3. Aux termes de l'article D. 312-3 du code de l'entrée et du séjour des étrangers et du droit d'asile : " Une commission placée auprès du ministre des affaires étrangères et du ministre chargé de l'immigration est chargée d'examiner les recours contre les décisions de refus de visa d'entrée en France prises par les autorités diplomatiques ou consulaires. La saisine de cette commission est un préalable obligatoire à l'exercice d'un recours contentieux, à peine d'irrecevabilité de ce dernier. ". Aux termes de l'article D. 312-4 du même code : " Les recours devant la commission mentionnée à l'article D. 312-3 doivent être formés dans un délai de deux mois à compter de la notification de la décision de refus de visa. () ".
4. En outre, aux termes de l'article R. 431-2 du code de justice administrative : " Les requêtes et les mémoires doivent () être présentés soit par un avocat, soit par un avocat au Conseil d'Etat et à la Cour de cassation, lorsque les conclusions de la demande tendent au paiement d'une somme d'argent, à la décharge ou à la réduction de sommes () ". Aux termes de l'article R. 431-4 du même code : " Dans les affaires où ne s'appliquent pas les dispositions de l'article R. 431-2, les requêtes et les mémoires doivent être signés par leur auteur () ". Enfin, selon l'article R. 431-5 dudit code : " Les parties peuvent également se faire représenter : / 1° Par l'un des mandataires mentionnés à l'article R. 431-2 ; () ".
5. Il ressort des pièces du dossier que la requête de Mme B n'est pas accompagnée d'une copie de la décision de la commission de recours ou d'une preuve de dépôt d'un tel recours, en dépit du caractère obligatoire de la saisine préalable de cette commission. En outre, Mme B, mère de M. C A, ne justifie pas en cette seule qualité d'un intérêt lui permettant de contester, tant devant la commission que devant le juge administrative, la légalité d'un refus de visa opposé à son fils, dont il n'est pas apporté la preuve qu'il est mineur. Par ailleurs, les dispositions de l'article R. 431-5 du code de justice administrative ne permettent pas à une partie de se faire représenter par un mandataire autre que l'un de ceux mentionnés à l'article R. 431-2 du même code. Mme B, qui ne fait pas partie des mandataires mentionnés à l'article R. 431-2 du code de justice administrative, ne peut donc valablement agir au nom de son fils. En dépit d'une demande de régularisation qui lui a été adressée le 18 février 2022 par le greffier en chef et dont elle a accusé réception le 23 février suivant, Mme B n'a pas, dans le délai de quinze jours qui lui était imparti, produit une copie de la décision de la commission de recours contre les décisions de refus de visa d'entrée en France ou la preuve du dépôt d'un tel recours. La requérante n'a pas davantage justifié d'un intérêt à agir dans la présente instance. Il suit de là que sa requête, qui n'a pas été régularisée, est manifestement irrecevable. Elle doit, dès lors, être rejetée.
O R D O N N E :
Article 1er : La requête de Mme B est rejetée.
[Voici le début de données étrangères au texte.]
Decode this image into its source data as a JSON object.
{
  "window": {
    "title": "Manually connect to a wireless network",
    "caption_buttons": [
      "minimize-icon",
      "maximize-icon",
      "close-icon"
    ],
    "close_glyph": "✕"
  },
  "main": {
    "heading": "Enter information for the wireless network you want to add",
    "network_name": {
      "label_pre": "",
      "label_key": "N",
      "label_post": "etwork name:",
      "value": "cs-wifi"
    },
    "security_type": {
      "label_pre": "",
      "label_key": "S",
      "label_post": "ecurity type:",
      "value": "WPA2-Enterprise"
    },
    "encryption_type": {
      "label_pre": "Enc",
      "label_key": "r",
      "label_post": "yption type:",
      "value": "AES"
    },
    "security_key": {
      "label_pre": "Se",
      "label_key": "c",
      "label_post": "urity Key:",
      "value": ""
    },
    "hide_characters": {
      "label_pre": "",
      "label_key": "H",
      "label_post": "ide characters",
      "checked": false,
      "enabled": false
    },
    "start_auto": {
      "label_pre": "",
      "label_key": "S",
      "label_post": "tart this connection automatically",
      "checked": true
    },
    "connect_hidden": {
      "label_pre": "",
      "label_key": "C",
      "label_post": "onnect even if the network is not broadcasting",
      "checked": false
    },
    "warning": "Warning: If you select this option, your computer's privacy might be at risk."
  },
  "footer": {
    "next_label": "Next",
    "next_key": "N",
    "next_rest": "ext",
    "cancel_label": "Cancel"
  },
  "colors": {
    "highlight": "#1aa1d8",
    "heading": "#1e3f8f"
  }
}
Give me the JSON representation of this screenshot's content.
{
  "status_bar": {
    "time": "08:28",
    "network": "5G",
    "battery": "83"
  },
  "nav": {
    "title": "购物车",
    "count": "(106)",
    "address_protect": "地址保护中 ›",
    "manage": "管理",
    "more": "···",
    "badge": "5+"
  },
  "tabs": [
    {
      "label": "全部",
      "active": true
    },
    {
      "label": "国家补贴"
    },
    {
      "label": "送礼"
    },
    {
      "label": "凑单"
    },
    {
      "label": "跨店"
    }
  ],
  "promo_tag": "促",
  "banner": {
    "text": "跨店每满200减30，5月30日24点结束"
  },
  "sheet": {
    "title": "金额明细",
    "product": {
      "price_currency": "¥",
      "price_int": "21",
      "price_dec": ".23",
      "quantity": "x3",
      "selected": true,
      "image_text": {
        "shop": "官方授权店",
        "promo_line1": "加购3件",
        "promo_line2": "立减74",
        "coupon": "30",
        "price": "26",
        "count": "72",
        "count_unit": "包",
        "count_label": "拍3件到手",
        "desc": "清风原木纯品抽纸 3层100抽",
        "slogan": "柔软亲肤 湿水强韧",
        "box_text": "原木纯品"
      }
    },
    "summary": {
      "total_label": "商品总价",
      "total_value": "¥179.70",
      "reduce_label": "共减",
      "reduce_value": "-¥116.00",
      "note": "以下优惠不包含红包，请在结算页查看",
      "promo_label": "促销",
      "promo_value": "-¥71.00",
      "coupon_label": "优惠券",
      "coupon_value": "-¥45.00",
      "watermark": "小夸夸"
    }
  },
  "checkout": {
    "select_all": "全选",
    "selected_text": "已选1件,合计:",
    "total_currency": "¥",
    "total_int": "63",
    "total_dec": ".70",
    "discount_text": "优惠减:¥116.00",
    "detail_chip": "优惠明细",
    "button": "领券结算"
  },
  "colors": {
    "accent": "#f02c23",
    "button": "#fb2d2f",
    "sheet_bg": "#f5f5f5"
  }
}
Article 2 : La présente ordonnance sera notifiée à Mme D B.
Fait à Nantes, le 12 septembre 2022.
La présidente,
S. RIMEU
La République mande et ordonne au ministre de l'intérieur et des outre-mer en ce qui le concerne ou à tous commissaires de justice à ce requis en ce qui concerne les voies de droit commun contre les parties privées, de pourvoir à l'exécution de la présente décision.